Hoje tendo a ver o Pari de forma mais amarga, e me ressinto
sobremaneira de ver que com o tempo não veio a virtude. É duro ver que
o bairro abriga uma classe média rancorosa e reacionária. Porque eu
tenho saudade do Pari da minha infância, mas não suporto o Pari dos
velhos bairristas, malufistas ou tucanos, todos eles uns chatos; o
Pari dos senhores que xingam o Haddad porque não querem conviver com
os refugiados haitianos ou com os imigrantes bolivianos, por exemplo.
Tenho amor pelo Pari dos meus dias juvenis, dos meus tempos de
adolescente, quando ia com os amigos comer os lanches gordurosos da
Balneária. (Agora eu sou um rapaz mais saudável, garanto).
Uma vez, voltando do Rei das Esfihas com três amigos, levei uma batida
da policia, memorável de tão engraçada. Eu estava com um rosário no
bolso. O policial, na hora da revista, tateou-o e perguntou do que se
tratava. Falei que era um rosário. O soldado puxou aquele rosário
enorme e o meu amigo Edu caiu na risada. O Edu era chamado de Soneca
também. Tinha as pálpebras meio caídas, era cabeludo e muito magro.

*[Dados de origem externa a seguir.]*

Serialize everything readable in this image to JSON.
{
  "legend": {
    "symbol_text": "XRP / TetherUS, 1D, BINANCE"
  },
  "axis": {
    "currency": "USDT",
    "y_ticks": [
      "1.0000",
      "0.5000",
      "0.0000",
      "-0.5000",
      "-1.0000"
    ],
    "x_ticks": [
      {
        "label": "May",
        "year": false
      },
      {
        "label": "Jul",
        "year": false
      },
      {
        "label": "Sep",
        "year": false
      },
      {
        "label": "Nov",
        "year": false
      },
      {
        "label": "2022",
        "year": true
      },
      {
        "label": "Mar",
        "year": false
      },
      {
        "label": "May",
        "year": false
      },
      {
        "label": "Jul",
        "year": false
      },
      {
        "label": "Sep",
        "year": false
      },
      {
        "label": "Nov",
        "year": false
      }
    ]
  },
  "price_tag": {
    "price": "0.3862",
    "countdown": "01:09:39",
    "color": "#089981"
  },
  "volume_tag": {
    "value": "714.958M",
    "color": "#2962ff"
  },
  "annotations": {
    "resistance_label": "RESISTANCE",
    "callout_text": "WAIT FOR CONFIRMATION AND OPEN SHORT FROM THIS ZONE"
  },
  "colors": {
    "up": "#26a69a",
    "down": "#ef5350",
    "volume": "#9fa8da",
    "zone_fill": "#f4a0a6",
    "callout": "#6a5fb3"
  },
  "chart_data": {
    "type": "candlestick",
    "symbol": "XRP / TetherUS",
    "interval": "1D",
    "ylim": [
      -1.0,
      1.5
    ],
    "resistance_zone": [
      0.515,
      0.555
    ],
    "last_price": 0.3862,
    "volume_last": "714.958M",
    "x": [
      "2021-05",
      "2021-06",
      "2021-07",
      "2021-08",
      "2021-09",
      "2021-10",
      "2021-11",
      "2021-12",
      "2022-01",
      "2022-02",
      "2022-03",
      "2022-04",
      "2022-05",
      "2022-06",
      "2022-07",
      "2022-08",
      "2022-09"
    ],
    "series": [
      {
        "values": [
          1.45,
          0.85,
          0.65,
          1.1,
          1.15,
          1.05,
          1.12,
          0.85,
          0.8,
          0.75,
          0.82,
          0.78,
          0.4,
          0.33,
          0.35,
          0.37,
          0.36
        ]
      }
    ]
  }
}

Quase apanhou da PM nesse dia...
Quando chegamos a casa do Ricardo, não sabíamos do que riamos mais; do
incidente com a policia ou de um acontecimento anterior no
restaurante. Acontece que naquela época o Rei das Esfihas era menor e
tínhamos que esperar vagas de mesas. Umas meninas bonitinhas
desocuparam uma, e, antes que o Tadeu, lendário garcon pariense,
limpasse a mesa, nos sentamos e eu comi uma coxinha que fora deixada
ali quase intocada, com apenas uma mordida.O pessoal me chamou de
nojento, tirou o maior barato. Eu não tava nem ai... Ah os jovens...
meu Deus... É deste Pari que tenho saudades.